Gazing at the sailor who stands before the memorial, I close my eyes and try to dispel the thoughts that assault me. I’ve lost him after all this time. The years of worry and dread while he was active duty I’d endured. Only to have a false sense of security descend once he left the Navy. Now look where all that comfort landed me.

 

Finally the last pin enters the box and I look up to see Jackson with his head hanging. The guilt he carries for sending Aaron to his death is insurmountable, but I know Aaron wouldn’t have had it any other way. He wanted to die with valor and honor. If it were Jackson or Mark who’d died, he would’ve wished it were him. But now my daughter and I pay the price for his choices.

 

Glancing around, I acknowledge the others who grieve the loss of this amazing man. I look at the crowd and see the faces of his friends and family. His mother who sobs uncontrollably next to his father. She’s drowning in her anguish as she buries her only son. Former sailors who served beside him and friends from Cole Security Forces sit grief-stricken over his loss.

 

There are a few faces I don’t recognize. A pretty blonde stands to the side, wiping her eyes. A brunette, who I assume is Catherine, mourns in Jackson’s arms. There are so many people, so many uniforms. It’s a black sea of mourning. Aaron was a loved man, so I’m not surprised, but no one loved him more than me.

 

Today is the last day I will allow myself to feel sorrow, the last day I will shed tears, because tears don’t change anything. I need to harvest whatever strength I have and hold it tight. I’m a mother who has an infant that needs me to be both mom and dad.

 

One day, they say. One day this will stop hurting.

 

Lies.

 

This will never be okay or stop hurting.

 

I’ll never be the same.
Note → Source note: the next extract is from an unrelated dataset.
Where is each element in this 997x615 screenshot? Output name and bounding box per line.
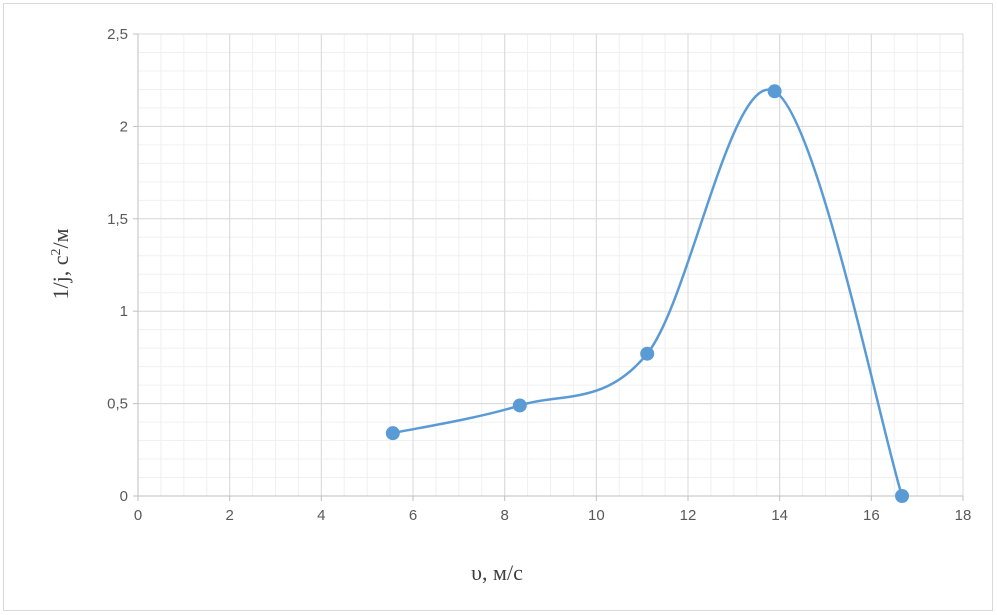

The woman I was before died the minute the knock on the door came. I’m a shell of the woman I was. The woman who was loving, open, and full of hope is gone. Hope is a weak bitch who couldn’t give two fucks about what you want. So I rely on faith. Faith that I’ll make it through this and find my heart again.

 

 

 

 

 

Time passes. Hours become days, days turn to weeks, months pass in a blur, and I continue to live. But am I living? I breathe, I get up and get dressed, but I’m numb. Sure I smile and throw on a happy face, but it’s all an illusion. Inside I’m lost in the abyss of grief.

 

It’s been three months since Aaron’s funeral. Same shit different day. My daughter is growing and I have no one to share it with. Thankfully she’s sleeping through the night, so I’m not a complete mess. Those first few months were enough to put me over the edge, but at the same time, she kept me going.